Table 1. Source parameters
Fig. 2.
figure 2

Results

Figure 2(a) shows in the graph the data of wind speed (in Km/h) and humidity (in %) processed by NOS without any filters of security or quality; in fact all the sliders are set to 0, therefore the data provided by all the sources are displayed to the requesting user. Whereas, in Fig. 2(b) both filters on security and quality are applied: the data, shown in the graph, are obtained from authenticated sources (the parameter related to the authentication is set to 1), for which the robustness of the encryption algorithm has a score equal or higher than 2; while the data quality parameters have to be equal or higher than 4. We remark that, in this case, the web service provides less data with respect to Fig. 2(a).

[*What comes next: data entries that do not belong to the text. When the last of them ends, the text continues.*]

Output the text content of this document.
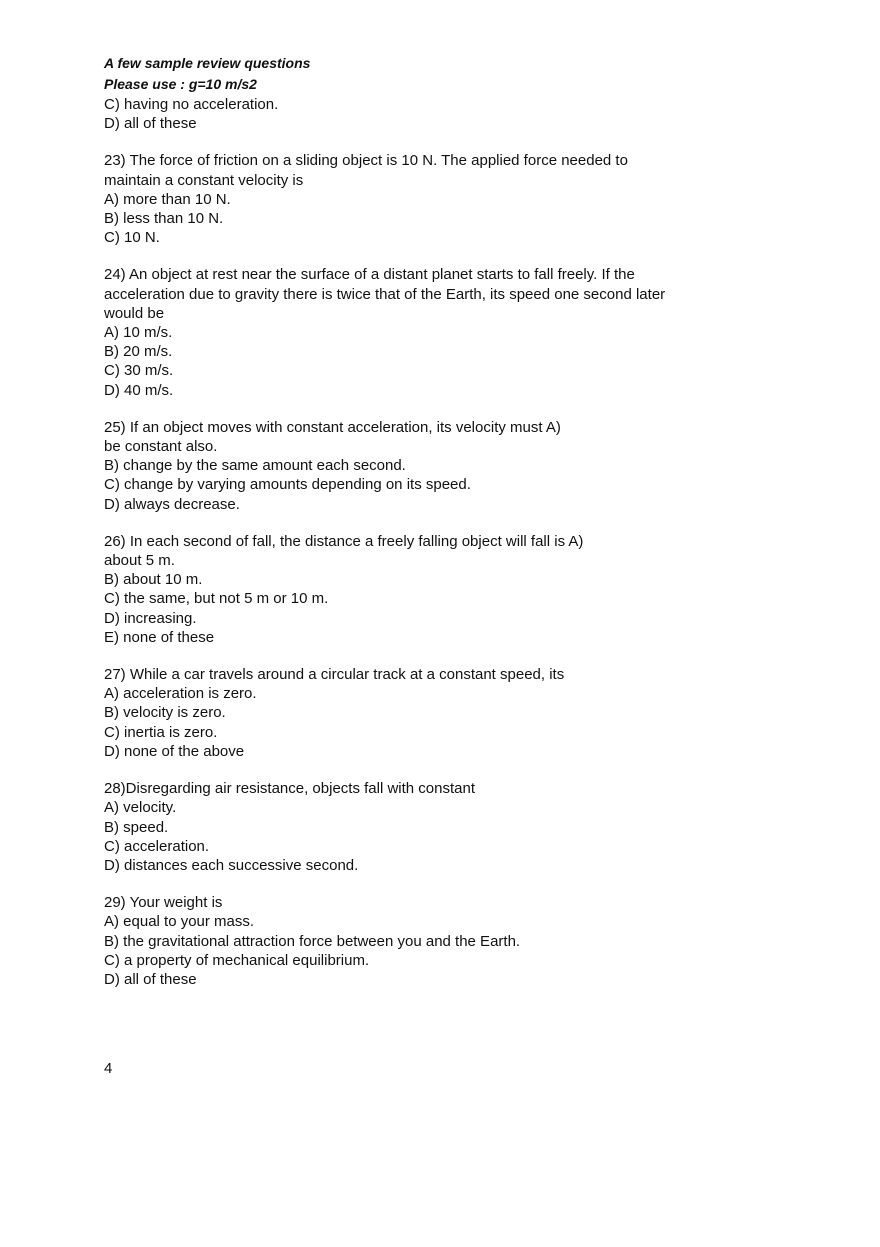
A few sample review questions

Please use : g=10 m/s2

C) having no acceleration.

D) all of these

23) The force of friction on a sliding object is 10 N. The applied force needed to

maintain a constant velocity is

A) more than 10 N.

B) less than 10 N.

C) 10 N.

24) An object at rest near the surface of a distant planet starts to fall freely. If the

acceleration due to gravity there is twice that of the Earth, its speed one second later

would be

A) 10 m/s.

B) 20 m/s.

C) 30 m/s.

D) 40 m/s.

25) If an object moves with constant acceleration, its velocity must A)

be constant also.

B) change by the same amount each second.

C) change by varying amounts depending on its speed.

D) always decrease.

26) In each second of fall, the distance a freely falling object will fall is A)

about 5 m.

B) about 10 m.

C) the same, but not 5 m or 10 m.

D) increasing.

E) none of these

27) While a car travels around a circular track at a constant speed, its

A) acceleration is zero.

B) velocity is zero.

C) inertia is zero.

D) none of the above

28)Disregarding air resistance, objects fall with constant

A) velocity.

B) speed.

C) acceleration.

D) distances each successive second.

29) Your weight is

A) equal to your mass.

B) the gravitational attraction force between you and the Earth.

C) a property of mechanical equilibrium.

D) all of these

4
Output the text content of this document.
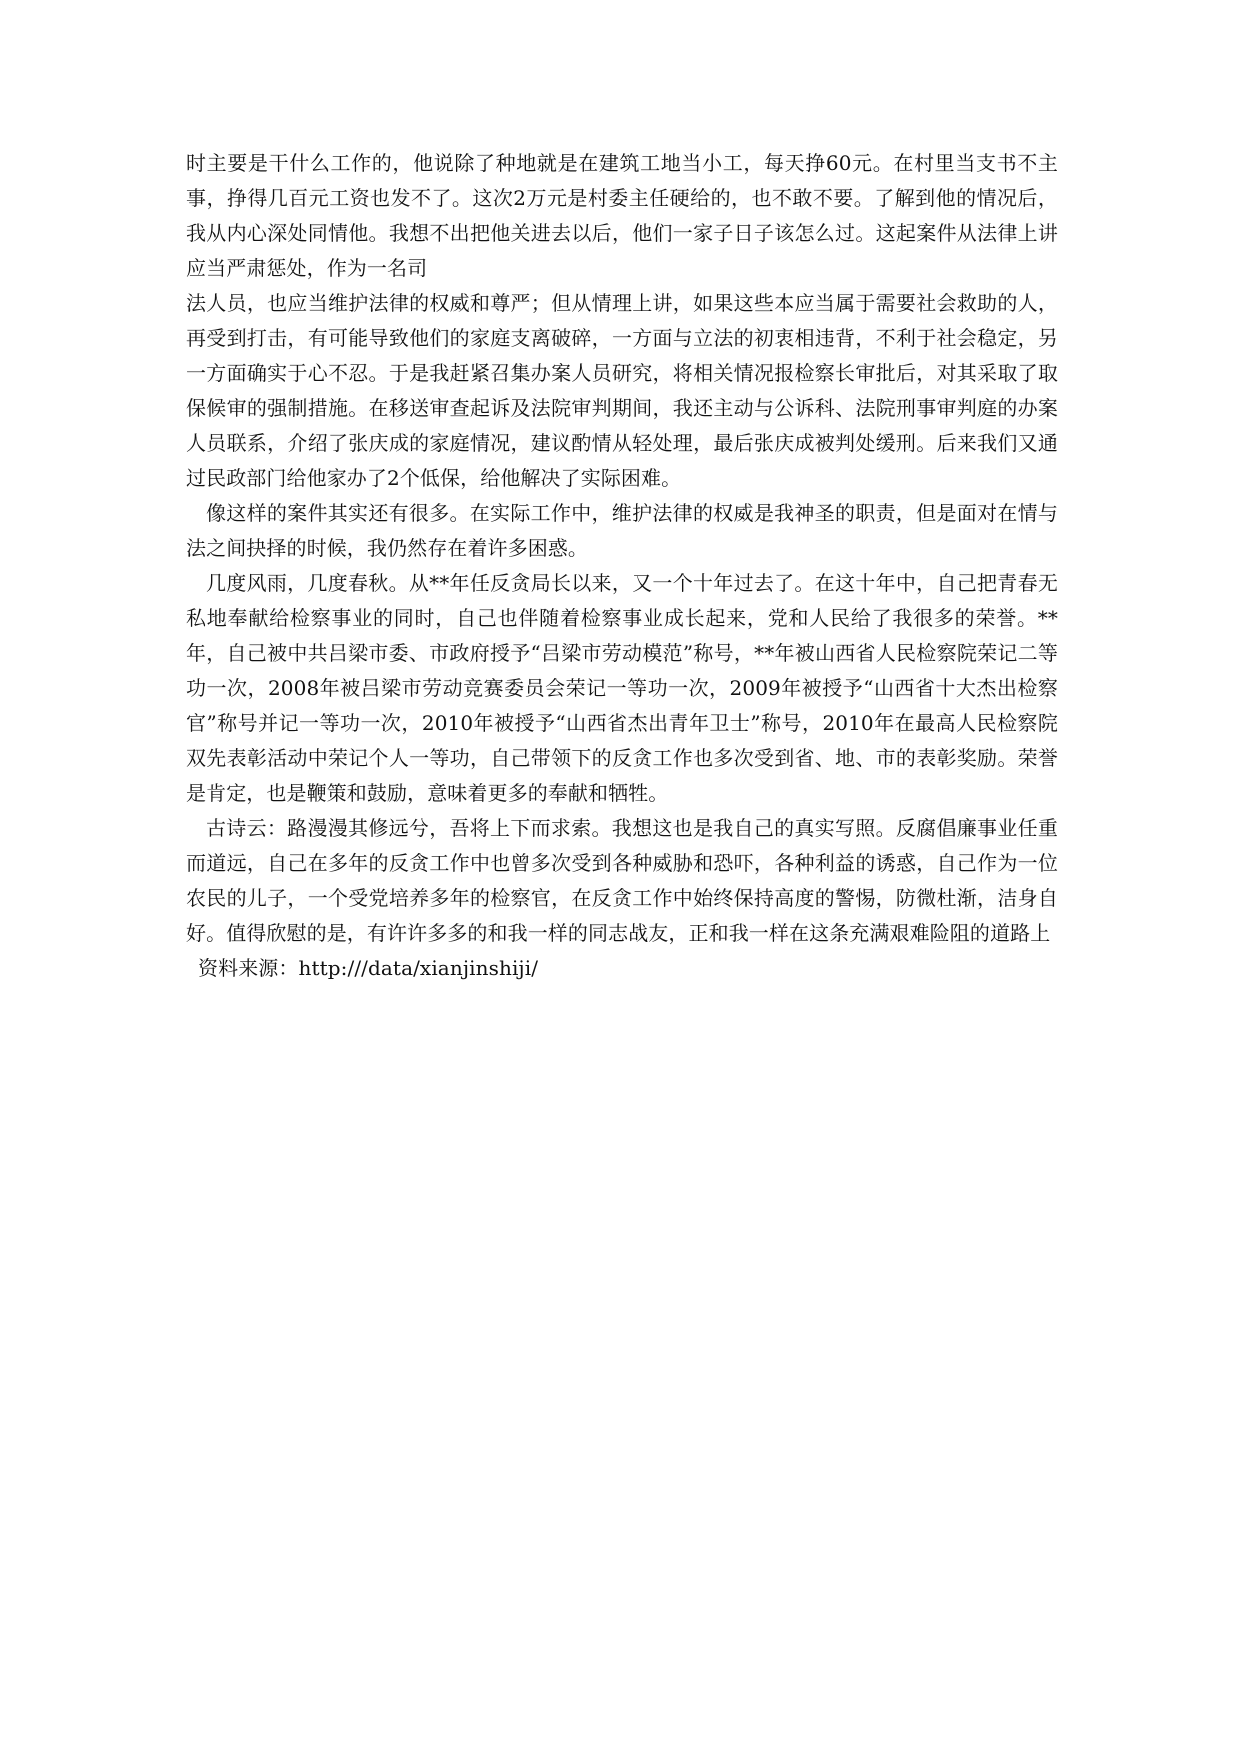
时主要是干什么工作的，他说除了种地就是在建筑工地当小工，每天挣60元。在村里当支书不主事，挣得几百元工资也发不了。这次2万元是村委主任硬给的，也不敢不要。了解到他的情况后，我从内心深处同情他。我想不出把他关进去以后，他们一家子日子该怎么过。这起案件从法律上讲应当严肃惩处，作为一名司

法人员，也应当维护法律的权威和尊严；但从情理上讲，如果这些本应当属于需要社会救助的人，再受到打击，有可能导致他们的家庭支离破碎，一方面与立法的初衷相违背，不利于社会稳定，另一方面确实于心不忍。于是我赶紧召集办案人员研究，将相关情况报检察长审批后，对其采取了取保候审的强制措施。在移送审查起诉及法院审判期间，我还主动与公诉科、法院刑事审判庭的办案人员联系，介绍了张庆成的家庭情况，建议酌情从轻处理，最后张庆成被判处缓刑。后来我们又通过民政部门给他家办了2个低保，给他解决了实际困难。

像这样的案件其实还有很多。在实际工作中，维护法律的权威是我神圣的职责，但是面对在情与法之间抉择的时候，我仍然存在着许多困惑。

几度风雨，几度春秋。从**年任反贪局长以来，又一个十年过去了。在这十年中，自己把青春无私地奉献给检察事业的同时，自己也伴随着检察事业成长起来，党和人民给了我很多的荣誉。**年，自己被中共吕梁市委、市政府授予“吕梁市劳动模范”称号，**年被山西省人民检察院荣记二等功一次，2008年被吕梁市劳动竞赛委员会荣记一等功一次，2009年被授予“山西省十大杰出检察官”称号并记一等功一次，2010年被授予“山西省杰出青年卫士”称号，2010年在最高人民检察院双先表彰活动中荣记个人一等功，自己带领下的反贪工作也多次受到省、地、市的表彰奖励。荣誉是肯定，也是鞭策和鼓励，意味着更多的奉献和牺牲。

古诗云：路漫漫其修远兮，吾将上下而求索。我想这也是我自己的真实写照。反腐倡廉事业任重而道远，自己在多年的反贪工作中也曾多次受到各种威胁和恐吓，各种利益的诱惑，自己作为一位农民的儿子，一个受党培养多年的检察官，在反贪工作中始终保持高度的警惕，防微杜渐，洁身自好。值得欣慰的是，有许许多多的和我一样的同志战友，正和我一样在这条充满艰难险阻的道路上

资料来源：http:///data/xianjinshiji/
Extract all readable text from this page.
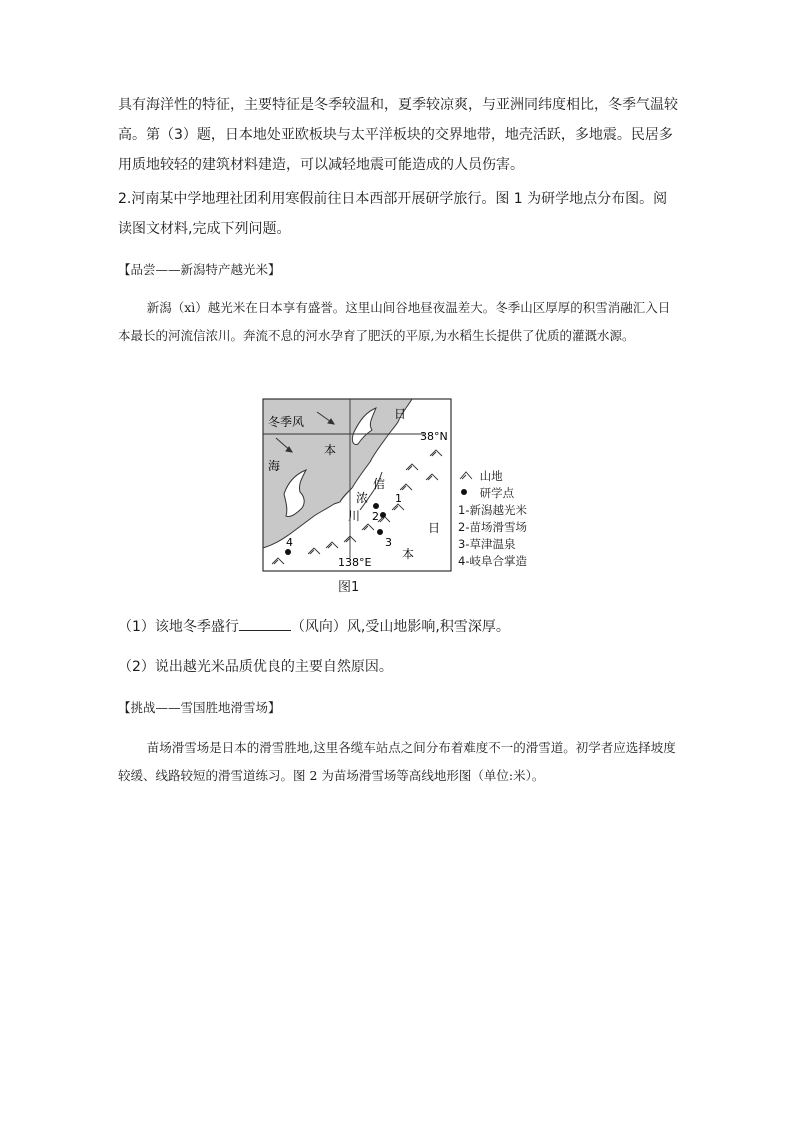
具有海洋性的特征，主要特征是冬季较温和，夏季较凉爽，与亚洲同纬度相比，冬季气温较高。第（3）题，日本地处亚欧板块与太平洋板块的交界地带，地壳活跃，多地震。民居多用质地较轻的建筑材料建造，可以减轻地震可能造成的人员伤害。

2.河南某中学地理社团利用寒假前往日本西部开展研学旅行。图 1 为研学地点分布图。阅读图文材料,完成下列问题。

【品尝——新潟特产越光米】

新潟（xì）越光米在日本享有盛誉。这里山间谷地昼夜温差大。冬季山区厚厚的积雪消融汇入日本最长的河流信浓川。奔流不息的河水孕育了肥沃的平原,为水稻生长提供了优质的灌溉水源。

冬季风
本
海
日
38°N
信
浓
川
日
本
1
2
3
4
138°E
图1
山地
研学点
1-新潟越光米
2-苗场滑雪场
3-草津温泉
4-岐阜合掌造

（1）该地冬季盛行	（风向）风,受山地影响,积雪深厚。

（2）说出越光米品质优良的主要自然原因。

【挑战——雪国胜地滑雪场】

苗场滑雪场是日本的滑雪胜地,这里各缆车站点之间分布着难度不一的滑雪道。初学者应选择坡度较缓、线路较短的滑雪道练习。图 2 为苗场滑雪场等高线地形图（单位:米）。
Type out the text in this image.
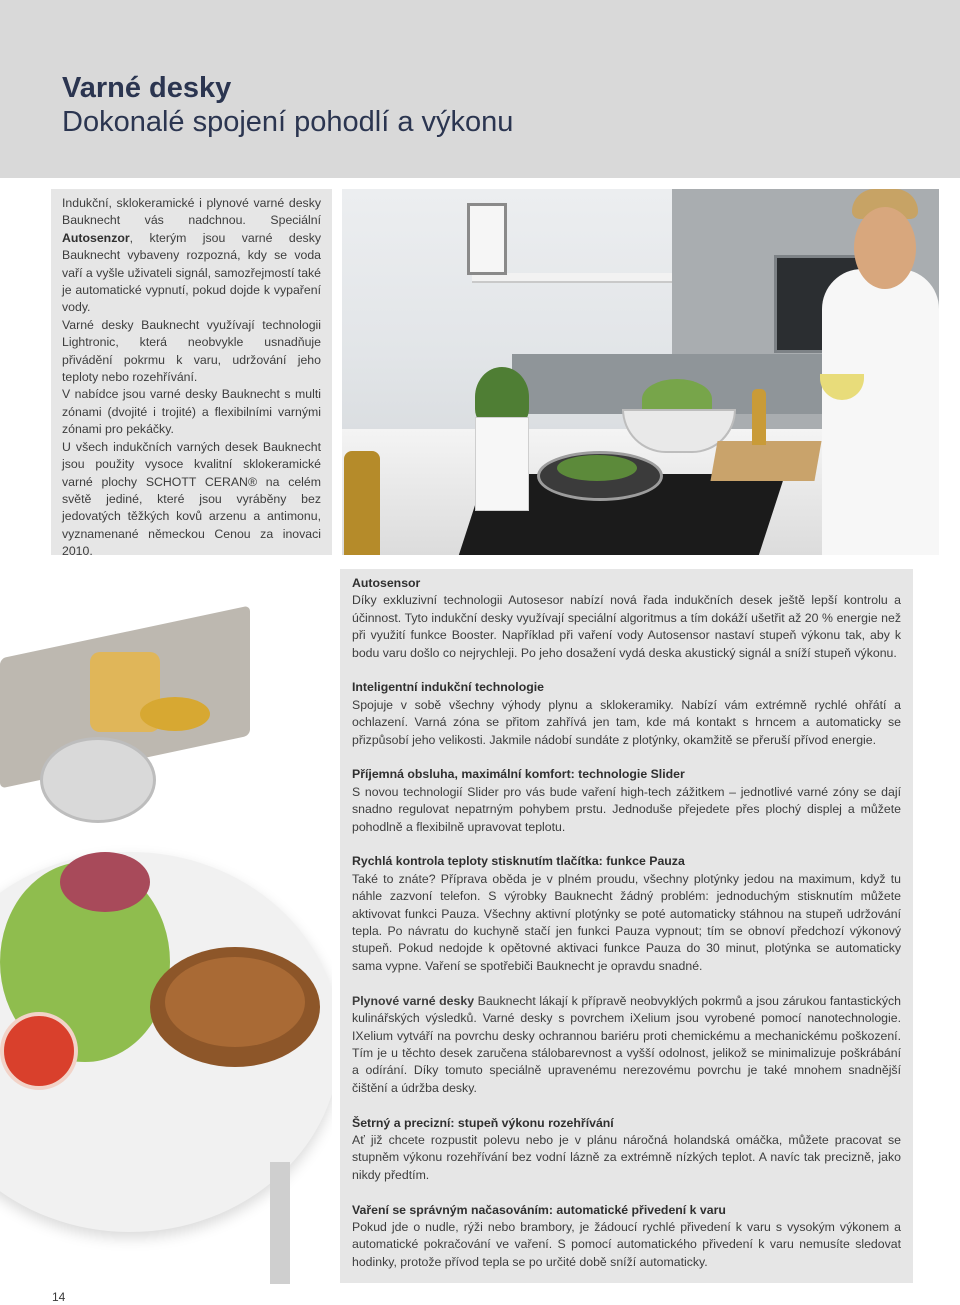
Varné desky
Dokonalé spojení pohodlí a výkonu

Indukční, sklokeramické i plynové varné desky Bauknecht vás nadchnou. Speciální Autosenzor, kterým jsou varné desky Bauknecht vybaveny rozpozná, kdy se voda vaří a vyšle uživateli signál, samozřejmostí také je automatické vypnutí, pokud dojde k vypaření vody.

Varné desky Bauknecht využívají technologii Lightronic, která neobvykle usnadňuje přivádění pokrmu k varu, udržování jeho teploty nebo rozehřívání.

V nabídce jsou varné desky Bauknecht s multi zónami (dvojité i trojité) a flexibilními varnými zónami pro pekáčky.

U všech indukčních varných desek Bauknecht jsou použity vysoce kvalitní sklokeramické varné plochy SCHOTT CERAN® na celém světě jediné, které jsou vyráběny bez jedovatých těžkých kovů arzenu a antimonu, vyznamenané německou Cenou za inovaci 2010.

Autosensor

Díky exkluzivní technologii Autosesor nabízí nová řada indukčních desek ještě lepší kontrolu a účinnost. Tyto indukční desky využívají speciální algoritmus a tím dokáží ušetřit až 20 % energie než při využití funkce Booster. Například při vaření vody Autosensor nastaví stupeň výkonu tak, aby k bodu varu došlo co nejrychleji. Po jeho dosažení vydá deska akustický signál a sníží stupeň výkonu.

Inteligentní indukční technologie

Spojuje v sobě všechny výhody plynu a sklokeramiky. Nabízí vám extrémně rychlé ohřátí a ochlazení. Varná zóna se přitom zahřívá jen tam, kde má kontakt s hrncem a automaticky se přizpůsobí jeho velikosti. Jakmile nádobí sundáte z plotýnky, okamžitě se přeruší přívod energie.

Příjemná obsluha, maximální komfort: technologie Slider

S novou technologií Slider pro vás bude vaření high-tech zážitkem – jednotlivé varné zóny se dají snadno regulovat nepatrným pohybem prstu. Jednoduše přejedete přes plochý displej a můžete pohodlně a flexibilně upravovat teplotu.

Rychlá kontrola teploty stisknutím tlačítka: funkce Pauza

Také to znáte? Příprava oběda je v plném proudu, všechny plotýnky jedou na maximum, když tu náhle zazvoní telefon. S výrobky Bauknecht žádný problém: jednoduchým stisknutím můžete aktivovat funkci Pauza. Všechny aktivní plotýnky se poté automaticky stáhnou na stupeň udržování tepla. Po návratu do kuchyně stačí jen funkci Pauza vypnout; tím se obnoví předchozí výkonový stupeň. Pokud nedojde k opětovné aktivaci funkce Pauza do 30 minut, plotýnka se automaticky sama vypne. Vaření se spotřebiči Bauknecht je opravdu snadné.

Plynové varné desky Bauknecht lákají k přípravě neobvyklých pokrmů a jsou zárukou fantastických kulinářských výsledků. Varné desky s povrchem iXelium jsou vyrobené pomocí nanotechnologie. IXelium vytváří na povrchu desky ochrannou bariéru proti chemickému a mechanickému poškození. Tím je u těchto desek zaručena stálobarevnost a vyšší odolnost, jelikož se minimalizuje poškrábání a odírání. Díky tomuto speciálně upravenému nerezovému povrchu je také mnohem snadnější čištění a údržba desky.

Šetrný a precizní: stupeň výkonu rozehřívání

Ať již chcete rozpustit polevu nebo je v plánu náročná holandská omáčka, můžete pracovat se stupněm výkonu rozehřívání bez vodní lázně za extrémně nízkých teplot. A navíc tak precizně, jako nikdy předtím.

Vaření se správným načasováním: automatické přivedení k varu

Pokud jde o nudle, rýži nebo brambory, je žádoucí rychlé přivedení k varu s vysokým výkonem a automatické pokračování ve vaření. S pomocí automatického přivedení k varu nemusíte sledovat hodinky, protože přívod tepla se po určité době sníží automaticky.

14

We remark that this represents only an example of NOS application in a context which has to deal with data received in real time. Other possible applications are: the management of smart home and/or buildings from an energy consumption point of view; the analysis of business activities in real time; the retailing experiences; the search for restaurants or other places related to tourism experiences; all the domains which require an asynchronous data analysis in order to take strategic decisions. In fact, from an application standpoint, the acquisition and management of data in real time represent critical issues also regarding user satisfaction and market expansion of specific categories of services.

5 Conclusions

In this paper, a distributed IoT middleware, named NOS, has been designed and prototyped. Since security, privacy and data quality have been identified as critical requirements for the large scale adoption of IoT applications, NOS aims to create a distributed storage for handling IoT data along with their security and data qualification closer to the actual data sources. The analyzed data are then provided in real time to users, which are aware of the levels of security, privacy and quality of the data themselves. The prototype has been implemented with a highly modular and lightweight design, and NOS finally runs on a Raspberry Pi. Also an example of application case study is presented, in order to clarify the functionalities of NOS and its dynamic structure. In the future, we are planning to evaluate the robustness of the NOS architecture in a real IoT scenario, exploiting sensitive data and applying a new defined secure score algorithm.